En bref
- Substack lance un outil pour estimer la part d’IA dans les textes publiés.
- Les auteurs peuvent désormais déclarer l’usage de l’intelligence artificielle.
- La plateforme reconnaît que les détecteurs d’IA restent imparfaits.
Vous allez pouvoir scanner certains textes sur Substack pour estimer la part d’IA derrière leur rédaction. Sur le papier, l’idée est simple, presque logique. Dans les faits, c’est tout de suite plus glissant, parce qu’un détecteur d’IA n’a rien d’une science exacte.

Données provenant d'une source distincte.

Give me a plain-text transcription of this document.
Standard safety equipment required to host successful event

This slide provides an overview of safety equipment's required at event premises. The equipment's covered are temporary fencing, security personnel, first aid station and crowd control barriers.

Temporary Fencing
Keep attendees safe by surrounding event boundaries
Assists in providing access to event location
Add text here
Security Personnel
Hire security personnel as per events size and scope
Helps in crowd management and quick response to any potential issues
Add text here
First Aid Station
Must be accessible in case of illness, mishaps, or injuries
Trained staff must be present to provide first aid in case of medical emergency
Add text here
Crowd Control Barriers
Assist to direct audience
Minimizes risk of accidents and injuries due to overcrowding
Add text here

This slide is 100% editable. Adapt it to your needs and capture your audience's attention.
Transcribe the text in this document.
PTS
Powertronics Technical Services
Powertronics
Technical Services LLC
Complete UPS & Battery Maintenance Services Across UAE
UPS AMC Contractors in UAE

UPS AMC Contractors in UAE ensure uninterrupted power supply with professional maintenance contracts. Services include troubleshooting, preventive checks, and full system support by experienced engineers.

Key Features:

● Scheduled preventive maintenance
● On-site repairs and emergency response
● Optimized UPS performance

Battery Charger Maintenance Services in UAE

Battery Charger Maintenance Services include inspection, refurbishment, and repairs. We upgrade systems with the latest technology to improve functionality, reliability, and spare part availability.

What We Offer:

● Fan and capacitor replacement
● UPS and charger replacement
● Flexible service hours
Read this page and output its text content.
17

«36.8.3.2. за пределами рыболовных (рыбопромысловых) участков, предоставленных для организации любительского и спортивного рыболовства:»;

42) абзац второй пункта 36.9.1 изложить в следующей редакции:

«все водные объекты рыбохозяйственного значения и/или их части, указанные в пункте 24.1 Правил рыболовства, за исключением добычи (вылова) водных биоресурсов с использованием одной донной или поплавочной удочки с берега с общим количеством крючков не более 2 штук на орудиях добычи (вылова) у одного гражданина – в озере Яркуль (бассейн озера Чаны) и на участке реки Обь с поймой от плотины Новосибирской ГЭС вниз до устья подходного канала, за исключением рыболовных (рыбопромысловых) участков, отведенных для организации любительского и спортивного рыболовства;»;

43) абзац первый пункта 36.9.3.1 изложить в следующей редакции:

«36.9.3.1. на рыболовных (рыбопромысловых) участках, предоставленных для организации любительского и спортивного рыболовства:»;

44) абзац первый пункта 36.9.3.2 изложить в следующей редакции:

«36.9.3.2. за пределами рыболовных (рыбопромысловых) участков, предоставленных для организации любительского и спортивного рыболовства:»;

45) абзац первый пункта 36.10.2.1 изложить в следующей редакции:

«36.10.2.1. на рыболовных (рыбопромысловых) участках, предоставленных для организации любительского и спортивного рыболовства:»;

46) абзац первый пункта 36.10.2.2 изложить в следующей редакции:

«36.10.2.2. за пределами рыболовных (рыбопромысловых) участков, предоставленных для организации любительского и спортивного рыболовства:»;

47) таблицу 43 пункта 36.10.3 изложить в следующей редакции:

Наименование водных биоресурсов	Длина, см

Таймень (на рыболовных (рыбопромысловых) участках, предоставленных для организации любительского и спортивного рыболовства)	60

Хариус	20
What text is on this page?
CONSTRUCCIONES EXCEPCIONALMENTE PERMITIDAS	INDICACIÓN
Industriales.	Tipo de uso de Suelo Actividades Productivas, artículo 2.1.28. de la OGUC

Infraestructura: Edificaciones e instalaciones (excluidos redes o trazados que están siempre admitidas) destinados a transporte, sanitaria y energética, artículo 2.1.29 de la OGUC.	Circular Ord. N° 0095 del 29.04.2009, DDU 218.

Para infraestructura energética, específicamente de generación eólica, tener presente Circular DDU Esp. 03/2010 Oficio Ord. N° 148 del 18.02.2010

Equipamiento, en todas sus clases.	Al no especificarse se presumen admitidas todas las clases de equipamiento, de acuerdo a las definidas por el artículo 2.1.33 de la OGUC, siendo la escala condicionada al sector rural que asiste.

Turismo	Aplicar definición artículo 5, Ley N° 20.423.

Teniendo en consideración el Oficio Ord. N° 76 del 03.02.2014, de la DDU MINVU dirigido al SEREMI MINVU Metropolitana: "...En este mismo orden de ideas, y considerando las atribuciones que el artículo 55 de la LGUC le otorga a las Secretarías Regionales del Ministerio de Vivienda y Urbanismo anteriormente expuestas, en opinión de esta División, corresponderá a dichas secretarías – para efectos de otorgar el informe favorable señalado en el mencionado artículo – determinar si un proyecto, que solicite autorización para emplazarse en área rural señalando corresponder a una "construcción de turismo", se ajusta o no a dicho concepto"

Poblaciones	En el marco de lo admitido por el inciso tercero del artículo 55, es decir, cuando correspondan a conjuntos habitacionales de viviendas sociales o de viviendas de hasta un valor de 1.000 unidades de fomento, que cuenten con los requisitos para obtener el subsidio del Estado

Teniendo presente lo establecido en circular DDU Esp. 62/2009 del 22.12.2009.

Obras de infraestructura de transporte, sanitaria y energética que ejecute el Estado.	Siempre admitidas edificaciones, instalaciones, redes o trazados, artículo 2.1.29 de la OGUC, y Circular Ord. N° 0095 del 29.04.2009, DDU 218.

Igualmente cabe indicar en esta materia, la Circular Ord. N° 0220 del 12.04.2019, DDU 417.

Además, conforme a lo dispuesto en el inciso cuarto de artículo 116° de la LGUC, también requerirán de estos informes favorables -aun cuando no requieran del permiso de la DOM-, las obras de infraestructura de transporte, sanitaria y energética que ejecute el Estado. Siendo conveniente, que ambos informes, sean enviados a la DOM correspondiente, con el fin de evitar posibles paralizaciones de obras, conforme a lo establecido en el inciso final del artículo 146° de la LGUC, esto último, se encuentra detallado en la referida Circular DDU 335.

Un bouton pour jauger l’IA, dès maintenant
Le nouveau système arrive via un partenariat entre Substack et Pangram. Les lecteurs peuvent analyser un contenu publié sur la plateforme afin d’obtenir une estimation de la quantité de texte écrite par une IA. Ce n’est pas ouvert à tout et n’importe quoi, seulement aux textes de plus de 100 mots mis en ligne à partir d’aujourd’hui.
Le déploiement commence tout de suite sur le web et sur iOS. Pour Android, il faudra attendre un peu. Pas de quoi paniquer, mais le calendrier est clairement étagé.
Les auteurs devront aussi jouer cartes sur table
L’autre ajout, moins tape-à-l’œil mais peut-être plus utile, concerne les créateurs eux-mêmes. Substack ajoute un nouvel espace où ils pourront indiquer si de l’IA a été utilisée, et surtout comment.
C’est un point important, parce que tout ne se vaut pas. Entre un texte entièrement généré et un coup de main pour reformuler ou corriger, on ne parle pas du tout de la même chose. Là, Substack essaie de poser un cadre de lecture. Et ça, franchement, ce n’est pas idiot.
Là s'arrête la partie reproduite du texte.